Continuing in the tradition of 50 Shades of Ice, the paper further cites Uzma Aslam Khan’s (2010) short story ‘Ice, Mating’. The story
explores religious, nationalistic, and colonial themes in Pakistan, while also featuring intense sexual symbolism of glaciers acting upon a landscape. Khan writes: ‘It was Farhana who told me that Pakistan has more glaciers than anywhere outside the poles. And I’ve seen them! I’ve even seen them fuck!’ (emphasis in original)
Icy conditions normally inhibit tumescence, but the paper’s four authors (two of them men, but writing through “the feminist lens”) seem to be in a state of sustained arousal. To them, even ice core drilling evokes coital imagery:
Structures of power and domination also stimulated the first large-scale ice core drilling projects – these archetypal masculinist projects to literally penetrate glaciers and extract for measurement and exploitation the ice in Greenland and Antarctica.
The study quotes feminist artists and suggests that satellite and aerial imaging of glaciers, rather than involving scientific credibility and accuracy, is actually a masculine construct and “reminiscent of detached, voyeuristic, ‘pornographic’ images.” It continues, “Such a gaze has been troubled by feminist researchers who argue that the ‘conquering gaze’ makes an implicit claim on who has the power to see and not be seen.”
In passing, the study notes that climate change “can lead to the breakdown of stereotypical gender roles and even ‘gender renegotiation’ (Godden, 2013).” This had me worried as I prefer to stay with my male gender. I looked up Naomi Godden’s tract, and was relieved to find that it merely reported on a Peru village’s fishermen and housewives switching roles when fishing declined (climate change, which halted 19 years ago, being of course the stated culprit for the decline).
The feminist-glaciology lead author of the 15,000-word paper, Mark Carey, is a historian. Of his co-authors, Jerrilyn M. Jackson is a geography post-grad student, Alessandro Antonello is an environmental history post-grad, and Ms Jaclyn Rushing (below) has a BA in environmental studies and Romance languages. Worth noting is that Antonello acquired his credentials at the University of Canberra.
By about 7000 words in, readers are subsumed in an Alice in Wonderland discourse. The Cold War, we learn, was apparently not about the contest with the Communist bloc, but a tussle “pursued by a particular group of men as policy-makers who were products of specific elite masculinities (Dean, 2003), operating in the context of anxieties about American masculinities (Cuordileone, 2005), and with particular discourses of masculinity and male bodies, especially in distant places like the Arctic (Farish, 2010)…”

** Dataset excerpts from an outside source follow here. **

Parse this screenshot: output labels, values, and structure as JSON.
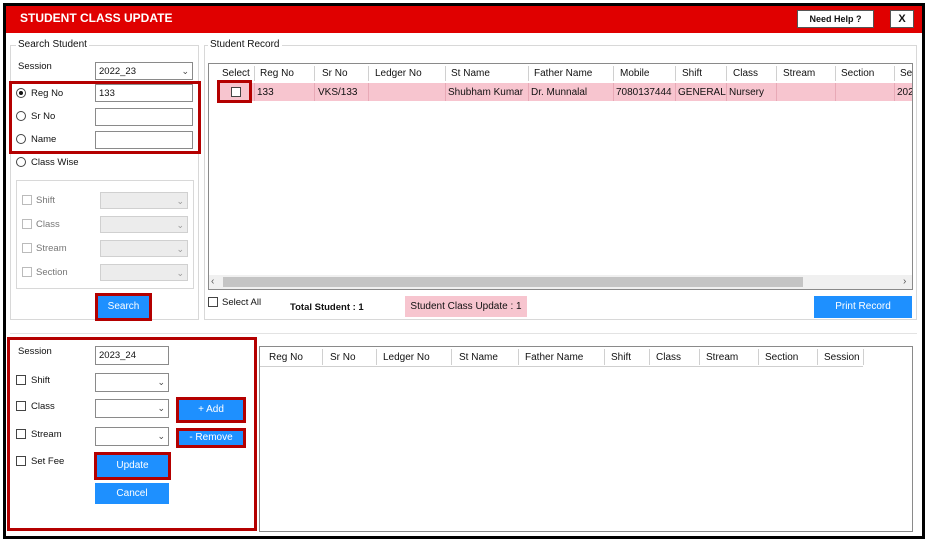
{
  "window": {
    "title": "STUDENT CLASS UPDATE",
    "help_label": "Need Help ?",
    "close_label": "X"
  },
  "search_panel": {
    "legend": "Search Student",
    "session_label": "Session",
    "session_value": "2022_23",
    "reg_no_label": "Reg No",
    "reg_no_value": "133",
    "sr_no_label": "Sr No",
    "name_label": "Name",
    "class_wise_label": "Class Wise",
    "shift_label": "Shift",
    "class_label": "Class",
    "stream_label": "Stream",
    "section_label": "Section",
    "search_label": "Search"
  },
  "record_panel": {
    "legend": "Student Record",
    "columns": [
      "Select",
      "Reg No",
      "Sr No",
      "Ledger No",
      "St Name",
      "Father Name",
      "Mobile",
      "Shift",
      "Class",
      "Stream",
      "Section",
      "Ses"
    ],
    "rows": [
      {
        "reg_no": "133",
        "sr_no": "VKS/133",
        "ledger_no": "",
        "st_name": "Shubham Kumar",
        "father_name": "Dr. Munnalal",
        "mobile": "7080137444",
        "shift": "GENERAL",
        "class": "Nursery",
        "stream": "",
        "section": "",
        "session": "202"
      }
    ],
    "select_all_label": "Select All",
    "total_label": "Total Student : 1",
    "update_status": "Student Class Update : 1",
    "print_label": "Print Record"
  },
  "update_panel": {
    "session_label": "Session",
    "session_value": "2023_24",
    "shift_label": "Shift",
    "class_label": "Class",
    "stream_label": "Stream",
    "set_fee_label": "Set Fee",
    "add_label": "+ Add",
    "remove_label": "- Remove",
    "update_label": "Update",
    "cancel_label": "Cancel"
  },
  "bottom_grid": {
    "columns": [
      "Reg No",
      "Sr No",
      "Ledger No",
      "St Name",
      "Father Name",
      "Shift",
      "Class",
      "Stream",
      "Section",
      "Session"
    ]
  },
  "colors": {
    "title_bar": "#e00000",
    "highlight": "#b40000",
    "button": "#1e90ff",
    "row_selected": "#f7c5cf"
  }
}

The study ranges widely, and includes citation of Scottish visual artist Katie Paterson, who made long-playing records out of glacier melt-water. These LPs play glacier whines and other noises for ten minutes until the ice disks themselves melt. Maybe caution is needed with 240V apparatus.
The paper insists on respect for folk knowledge about glaciers. Yukon indigenous women, for example, say glaciers are easily excited by bad people who cook with smelly grease near glaciers, but glaciers can be placated by the quick-witted, the good and deferential. Cooked food, especially fat, “might grow into a glacier overnight if improperly handled”. Such narratives “demonstrate the capacity of folk glaciologies to diversify the field of glaciology and subvert the hegemony of natural sciences… the goal is to understand that environmental knowledge is always based in systems of power discrepancies and unequal social relations, and overcoming these disparities requires accepting that multiple knowledges exist and are valid within their own contexts.”